The study begins with a 1534 meeting between Martin Luther and an Ethiopian monk and it ends with a 1905 diplomatic delegation sent by Emperor Wilhelm II to Emperor Menilek II. Luther’s interest in dialogue with his Ethiopian guest at Wittenberg came in the context of polemic attacks against the legitimacy of his efforts to promote religious reform. To contest Roman claims of historic continuity and universal authority, Lutherans constructed their own narrative of the history of the true Church. Lutherans marshalled Hussites among others as proto-Protestants (the details on what Hussites actually believed got a little lost along the way). Protestants were also interested in investigating whether or not other Christians who rejected the authority of the bishop of Rome could be viewed as possible allies. Most Protestants (and particularly those who lived in Central Europe) concluded that Orthodox churches in Europe were in urgent need of reform. Understanding of the church in Ethiopia relied on very limited information. This allowed Luther and other Protestants to imagine an Ethiopian church to their liking. The Ethiopian church was both beyond Roman authority and could claim a Biblical heritage from the encounter between Solomon and the Queen of Sheba to Philip the Apostle’s baptism of an Ethiopian court official. The scene was set for a productive encounter at Wittenberg between Luther and his Ethiopian visitor (who likely belonged to a small monastic community in Rome). Following dialogue over various points of doctrine, Luther concluded that the Ethiopians could be regarded as brethren. As a result of this meeting (recalled by Luther in his Table Talk) and thanks to some available textual sources, Martin Bucer among others then deployed the Ethiopian church in the cause of opposing Roman claims of authority. For David Chytraeus, the Ethiopian church also demonstrated that the true Church was not limited to Europe and that God’s Word had spread to the ends of the earth.
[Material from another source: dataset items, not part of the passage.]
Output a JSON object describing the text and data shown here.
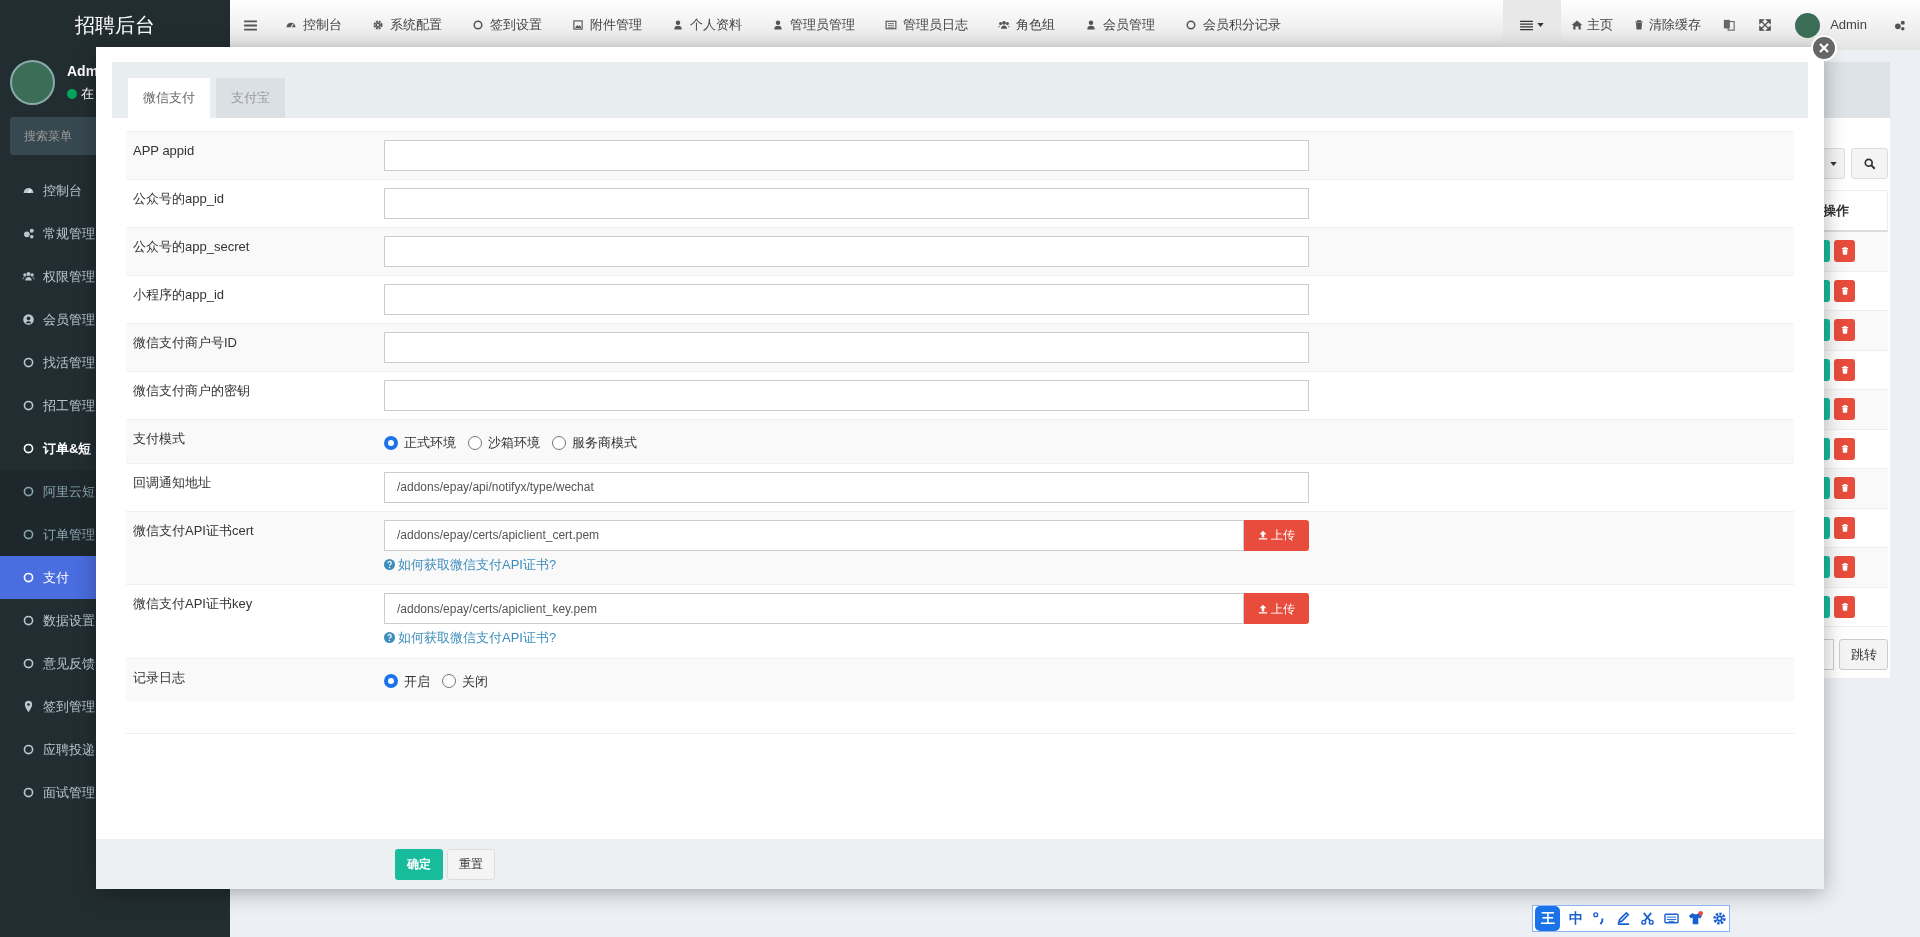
{
  "header": {
    "logo": "招聘后台",
    "nav": [
      {
        "label": "控制台"
      },
      {
        "label": "系统配置"
      },
      {
        "label": "签到设置"
      },
      {
        "label": "附件管理"
      },
      {
        "label": "个人资料"
      },
      {
        "label": "管理员管理"
      },
      {
        "label": "管理员日志"
      },
      {
        "label": "角色组"
      },
      {
        "label": "会员管理"
      },
      {
        "label": "会员积分记录"
      }
    ],
    "right": [
      {
        "label": "主页"
      },
      {
        "label": "清除缓存"
      }
    ],
    "user": "Admin"
  },
  "sidebar": {
    "user_name": "Adm",
    "status": "在",
    "search": {
      "placeholder": "搜索菜单"
    },
    "items": [
      {
        "label": "控制台",
        "selected": false
      },
      {
        "label": "常规管理",
        "selected": false
      },
      {
        "label": "权限管理",
        "selected": false
      },
      {
        "label": "会员管理",
        "selected": false
      },
      {
        "label": "找活管理",
        "selected": false
      },
      {
        "label": "招工管理",
        "selected": false
      },
      {
        "label": "订单&短",
        "selected": false,
        "expanded": true,
        "children": [
          {
            "label": "阿里云短",
            "selected": false
          },
          {
            "label": "订单管理",
            "selected": false
          }
        ]
      },
      {
        "label": "支付",
        "selected": true
      },
      {
        "label": "数据设置",
        "selected": false
      },
      {
        "label": "意见反馈",
        "selected": false
      },
      {
        "label": "签到管理",
        "selected": false
      },
      {
        "label": "应聘投递",
        "selected": false
      },
      {
        "label": "面试管理",
        "selected": false
      }
    ]
  },
  "background_table": {
    "column": "操作",
    "jump_button": "跳转"
  },
  "dialog": {
    "tabs": [
      {
        "label": "微信支付",
        "selected": true
      },
      {
        "label": "支付宝",
        "selected": false
      }
    ],
    "fields": [
      {
        "kind": "text",
        "label": "APP appid"
      },
      {
        "kind": "text",
        "label": "公众号的app_id"
      },
      {
        "kind": "text",
        "label": "公众号的app_secret"
      },
      {
        "kind": "text",
        "label": "小程序的app_id"
      },
      {
        "kind": "text",
        "label": "微信支付商户号ID"
      },
      {
        "kind": "text",
        "label": "微信支付商户的密钥"
      },
      {
        "kind": "radio",
        "label": "支付模式",
        "options": [
          {
            "label": "正式环境",
            "selected": true
          },
          {
            "label": "沙箱环境",
            "selected": false
          },
          {
            "label": "服务商模式",
            "selected": false
          }
        ]
      },
      {
        "kind": "text",
        "label": "回调通知地址",
        "value": "/addons/epay/api/notifyx/type/wechat"
      },
      {
        "kind": "file",
        "label": "微信支付API证书cert",
        "value": "/addons/epay/certs/apiclient_cert.pem",
        "button": "上传",
        "help": "如何获取微信支付API证书?"
      },
      {
        "kind": "file",
        "label": "微信支付API证书key",
        "value": "/addons/epay/certs/apiclient_key.pem",
        "button": "上传",
        "help": "如何获取微信支付API证书?"
      },
      {
        "kind": "radio",
        "label": "记录日志",
        "options": [
          {
            "label": "开启",
            "selected": true
          },
          {
            "label": "关闭",
            "selected": false
          }
        ]
      }
    ],
    "buttons": [
      {
        "kind": "primary",
        "label": "确定"
      },
      {
        "kind": "default",
        "label": "重置"
      }
    ]
  },
  "ime_toolbar": {
    "logo": "王",
    "mode": "中"
  }
}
Paulau then analyses later phases of contact as European Protestants travelled to Ethiopia and witnessed first-hand the rituals of the Orthodox church. The Scottish writer James Bruce concluded in his 1790 Travels to Discover the Source of the Nile that the Ethiopians were ‘in every respect to the full as great heretics as ever the Jesuits represented them’ (115). The older pattern of Protestant imagination about the Ethiopian church as brethren was replaced as visitors to the country spoke of the need for reform of the practice of religion. Agents of the Church Missionary Society who were sent to the region identified themselves with the Apostle Philip. Meanwhile, as Paulau explains, Ethiopians quickly identified the Protestants who sustained mission stations from the 1830s as heretics. Paulau then investigates a final moment of diplomatic and political exchange in February 1905. Menilek II led his armies to victory over the Italians in 1896 and concluded treaties with neighbouring colonial powers. Later efforts to develop relations between Germany and Ethiopia were accompanied by interest from the German side in Ethiopia’s religious history and culture. On 27 February 1905 Wilhelm II’s vision of Berlin as the centre of global Protestantism was marked by the inauguration of the new cathedral in the city. On the same day Wilhelm’s diplomatic delegation met with Menilek II in Addis Ababa. Paulau explores how the events of that day in Germany and Ethiopia connected back to Luther and his interest in the Ethiopian church. Declarations of Christian unity between the two states served the interests of both sides. German curiosity about the origins of the Ethiopian church led to archaeological efforts to uncover Solomonic legacies in Ethiopia. This offered the prospect of adding scientific legitimacy to the Ethiopian emperor’s claims to authority. Paulau’s expert treatment of diverse sources and historiography across a range of periods in this book draws out fascinating themes of broad interest about the complexities of engagement between European and non-European Christianity.